The good news is that if BART uses this new mechanism to raise revenue the district could add many millions to its coffers. This could alleviate the financial strains on the agency, allowing it to expand the system and pay for operations and maintenance of the current system. These much-needed revenues also would help BART avoid future labor disputes and strikes, and it would take the burden of funding BART off riders and lower income communities. BART would no longer have to rely solely on regressive revenue sources like passenger fares and retail sales taxes.
Furthermore, SB 142 allows transit districts to collect property assessments not only to build new stations, but also to raise funds for maintenance and upgrades of existing stations. That means that BART could raise revenue from property owners around planned future stations, or from around existing stations such as the valuable BART depots along Market Street in downtown San Francisco.
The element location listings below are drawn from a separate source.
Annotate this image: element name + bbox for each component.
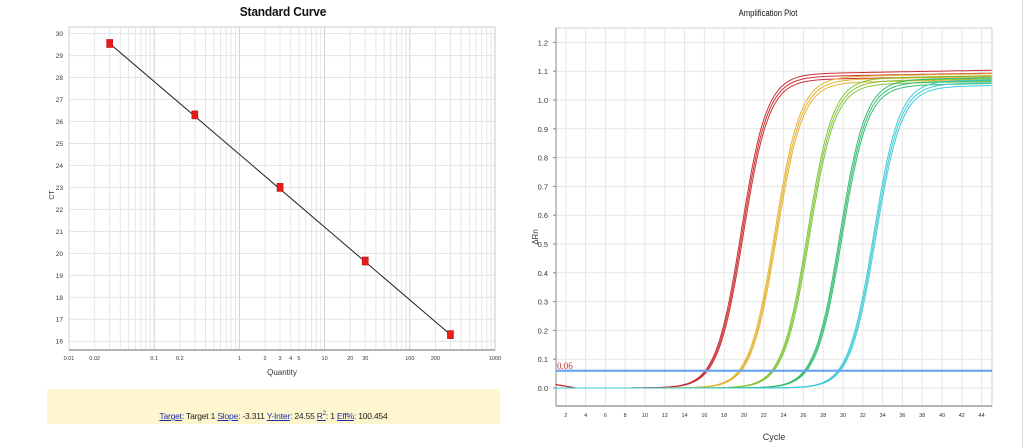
y-tick-label: 18 (56, 295, 64, 302)
x-tick-label: 24 (781, 413, 787, 419)
amplification-curve[interactable] (555, 85, 992, 389)
y-tick-label: 27 (56, 97, 64, 104)
efficiency-link[interactable]: Eff% (336, 410, 354, 421)
x-tick-label: 2 (264, 356, 267, 362)
y-tick-label: 0.8 (538, 154, 548, 163)
x-tick-label: 14 (682, 413, 688, 419)
y-tick-label: 17 (56, 317, 64, 324)
y-tick-label: 21 (56, 229, 64, 236)
x-tick-label: 30 (362, 356, 368, 362)
y-axis-label: CT (49, 190, 56, 200)
y-tick-label: 29 (56, 53, 64, 60)
y-tick-label: 0.1 (538, 355, 548, 364)
x-axis-label: Quantity (267, 368, 297, 377)
amplification-plot-title: Amplification Plot (738, 8, 798, 18)
standard-curve-summary: Target: Target 1 Slope: -3.311 Y-Inter: … (47, 389, 500, 424)
x-tick-label: 18 (721, 413, 727, 419)
plot-area (555, 27, 993, 407)
y-tick-label: 19 (56, 273, 64, 280)
y-tick-label: 1.0 (538, 96, 548, 105)
threshold-label: 0.06 (557, 361, 573, 371)
data-point-marker[interactable] (276, 183, 284, 192)
amplification-plot-chart[interactable]: 2 4 6 8 10 12 14 16 18 20 22 24 26 28 30 32 34 36 38 40 42 44… (512, 0, 1024, 448)
data-point-marker[interactable] (361, 256, 369, 266)
x-tick-label: 10 (322, 356, 328, 362)
x-tick-label: 30 (840, 413, 846, 419)
x-tick-label: 200 (431, 356, 440, 362)
y-tick-label: 0.5 (538, 240, 548, 249)
x-tick-label: 2 (564, 413, 567, 419)
y-tick-label: 20 (56, 251, 64, 258)
x-tick-label: 26 (800, 413, 806, 419)
y-tick-label: 28 (56, 75, 64, 82)
x-tick-label: 0.01 (64, 356, 75, 362)
x-tick-label: 32 (860, 413, 866, 419)
y-tick-label: 0.6 (538, 211, 548, 220)
y-tick-label: 0.4 (538, 269, 548, 278)
x-tick-label: 4 (584, 413, 587, 419)
amplification-plot-panel: Amplification Plot 2 4 6 8 10 12 14 16 18 20 22 24 2… (512, 0, 1024, 448)
y-tick-label: 24 (56, 163, 64, 170)
x-tick-label: 0.2 (176, 356, 184, 362)
r-squared-link[interactable]: R2 (316, 410, 326, 421)
x-tick-label: 10 (642, 413, 648, 419)
x-tick-label: 34 (880, 413, 886, 419)
x-tick-label: 16 (701, 413, 707, 419)
x-tick-label: 8 (624, 413, 627, 419)
x-tick-label: 42 (959, 413, 965, 419)
y-intercept-link[interactable]: Y-Inter (266, 410, 291, 421)
x-axis-label: Cycle (763, 432, 786, 442)
x-tick-label: 22 (761, 413, 767, 419)
x-tick-label: 28 (820, 413, 826, 419)
y-tick-label: 30 (56, 31, 64, 38)
data-point-marker[interactable] (447, 330, 454, 339)
y-tick-label: 0.9 (538, 125, 548, 134)
target-link[interactable]: Target (159, 410, 182, 421)
x-tick-label: 1 (238, 356, 241, 362)
x-tick-label: 4 (289, 356, 292, 362)
y-intercept-value: 24.55 (294, 410, 315, 421)
slope-value: -3.311 (242, 410, 265, 421)
x-tick-label: 44 (979, 413, 985, 419)
x-tick-label: 20 (347, 356, 353, 362)
x-tick-label: 20 (741, 413, 747, 419)
y-tick-label: 23 (56, 185, 64, 192)
y-tick-label: 26 (56, 119, 64, 126)
x-tick-label: 36 (899, 413, 905, 419)
data-point-marker[interactable] (191, 110, 199, 120)
window-edge-divider (1022, 0, 1023, 448)
y-tick-label: 22 (56, 207, 64, 214)
data-point-marker[interactable] (106, 39, 113, 48)
y-tick-label: 0.3 (538, 298, 548, 307)
x-tick-label: 3 (279, 356, 282, 362)
x-tick-label: 40 (939, 413, 945, 419)
x-tick-label: 5 (297, 356, 300, 362)
target-value: Target 1 (186, 410, 216, 421)
y-tick-label: 1.1 (538, 67, 548, 76)
slope-link[interactable]: Slope (217, 410, 239, 421)
x-tick-label: 100 (405, 356, 414, 362)
standard-curve-title: Standard Curve (239, 4, 327, 19)
y-axis-label: ΔRn (531, 229, 540, 245)
y-tick-label: 0.7 (538, 182, 548, 191)
y-tick-label: 0.2 (538, 326, 548, 335)
y-tick-label: 25 (56, 141, 64, 148)
y-tick-label: 16 (56, 339, 64, 346)
x-tick-label: 38 (919, 413, 925, 419)
r-squared-value: 1 (330, 410, 335, 421)
x-tick-label: 1000 (489, 356, 501, 362)
y-tick-label: 1.2 (538, 38, 548, 47)
x-tick-label: 12 (662, 413, 668, 419)
y-tick-label: 0.0 (538, 384, 548, 393)
standard-curve-panel: Standard Curve 16 17 18 19 20 21 22 23 24 25 26 27 2… (0, 0, 512, 424)
x-tick-label: 6 (604, 413, 607, 419)
efficiency-value: 100.454 (358, 410, 388, 421)
x-tick-label: 0.1 (150, 356, 158, 362)
x-tick-label: 0.02 (89, 356, 100, 362)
The bad news is that the bill requires property owners to vote in favor of imposing the assessments on themselves before a transit district can collect the funds. SB 142 also bows to antidemocratic rules established in section 53753 of the California Government Code regarding special assessment districts. According to that obscure slice of state law, a transit agency must send ballots to property owners within an assessment district and put the proposed assessment to a vote where money talks the loudest: "the assessment shall not be imposed if the ballots submitted in opposition to the assessment exceed the ballots submitted in favor of the assessment, with ballots weighted according to the proportional financial obligation of the affected property."
In other words, those who own the most valuable property get the most votes. And the wealthier you are, the more your vote counts. Around some BART stations then the question of whether or not property tax owners should give back some of the land value created by BART will rest on the votes of just a handful of major landlords.